O Signals Intelligence Activity Designator "US3273" da NSA, com o
nome código SILVERZEPHYR, é a unidade de recolha SCS localizada dentro
da embaixada dos EUA em Brasília. Além de efectuar vigilância de redes
de telecomunicações do Brasil, o SILVERZEPHYR também pode monitorar
transmissões do satélite estrangeiro (FORNSAT) da embaixada e
possivelmente outro, unidades clandestinas a operar fora da cobertura
diplomática oficial, dentro do território brasileiro. Um tal ponto de
acesso à rede clandestina encontrado nos documentos fornecidos por
Snowden tem o nome código STEELKNIGHT. Há cerca de 62 unidades SCS
semelhantes a operarem a partir de outras embaixadas e missões dos EUA
por todo o mundo, incluindo aquelas em Nova Delhi, Pequim, Moscovo,
Nairobi, Cairo, Bagdad, Cabul, Caracas, Bogotá, San José, Cidade do
México e Bangkok.
Foi através da penetração clandestina de redes do Brasil, utilizando
uma combinação de meios técnicos SIGINT e HUMINT, que a NSA foi capaz de
ouvir e ler as comunicações da presidente Dilma Rousseff e seus
conselheiros chefes e ministros, incluindo o ministro das Minas e
Energia. As operações de intercepção contra este último foram delegadas
ao CSEC, o qual deu à penetração do Ministério das Minas e Energia, bem
como à companhia estatal de petróleo PETROBRÁS, o nome de código
projecto OLYMPIA.
As operações RAMPART, DISHFIRE e SCIMITAR da NSA, visaram
especificamente as comunicações pessoais de chefes de governo e chefes
de Estado como Rousseff, o presidente russo Vladimir Putin, o presidente
chinês Xi Jinping, o presidente equatoriano Rafael Correa, o presidente
iraniano Hasan Rouhani, o presidente boliviano Evo Morales, o
primeiro-ministro turco Recep Tayyip Erdogan, o primeiro-ministro
indiano Manmohan Singht, o presidente queniano Uhuru Kenyatta e o
presidente venezuelano Nicolas Maduro, entre outros.
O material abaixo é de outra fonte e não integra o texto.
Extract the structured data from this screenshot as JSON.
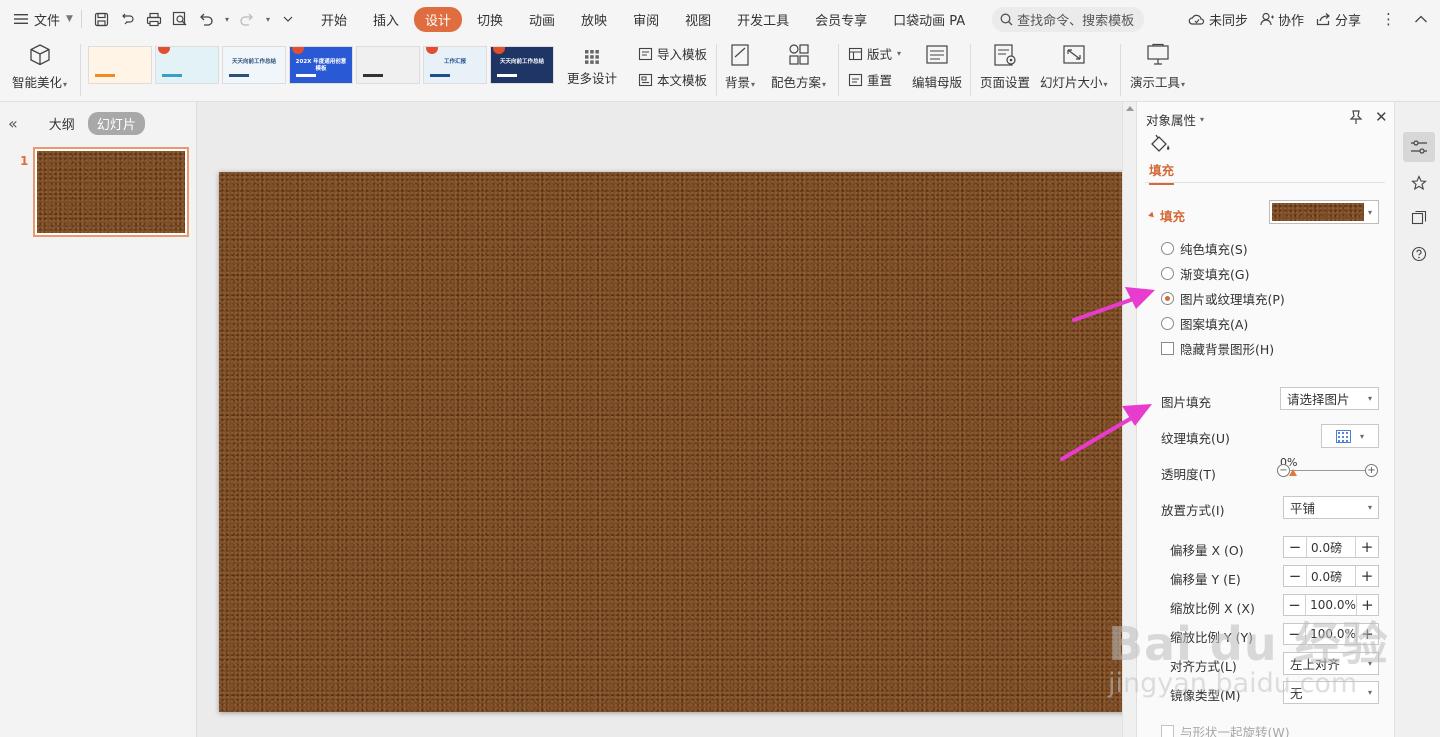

A unidade especial SIGINT da NSA, chamada "Mexico Leadership Team"
utilizou penetração semelhante na Telmex e Satmex do México para poder
efectuar vigilância das comunicações privadas do actual presidente
Enrique Peña Nieto e seu antecessor Felipe Calderon – a operação contra
este último recebeu o nome de código FLATLIQUID. A vigilância pela NSA
do Secretariado de Segurança Pública mexicano recebeu o nome de código
WHITEMALE e deve ter utilizado colaboradores internos dado o facto de
que alguns níveis de responsáveis mexicanos de segurança utilizam
métodos de comunicação encriptados. O SCS certamente confiou em algumas
pessoas de dentro bem colocadas monitoração das comunicações celulares
de redes mexicanas num projecto secreto com o nome de código
EVENINGEASEL.
Se bem que haja um certo número de medidas técnicas e contra-medidas
que podem evitar a vigilância, pela NSA e os Cinco olhos, de
comunicações de governos e corporações, uma simples ameaça e avaliação
de vulnerabilidade concentrada no pessoal e na segurança física é a
primeira linha de defesa contra os ouvidos e olhos itinerantes do "Big
Brother" da América.
26/Outubro/2013
*Jornalista investigador, vive em Washington DC.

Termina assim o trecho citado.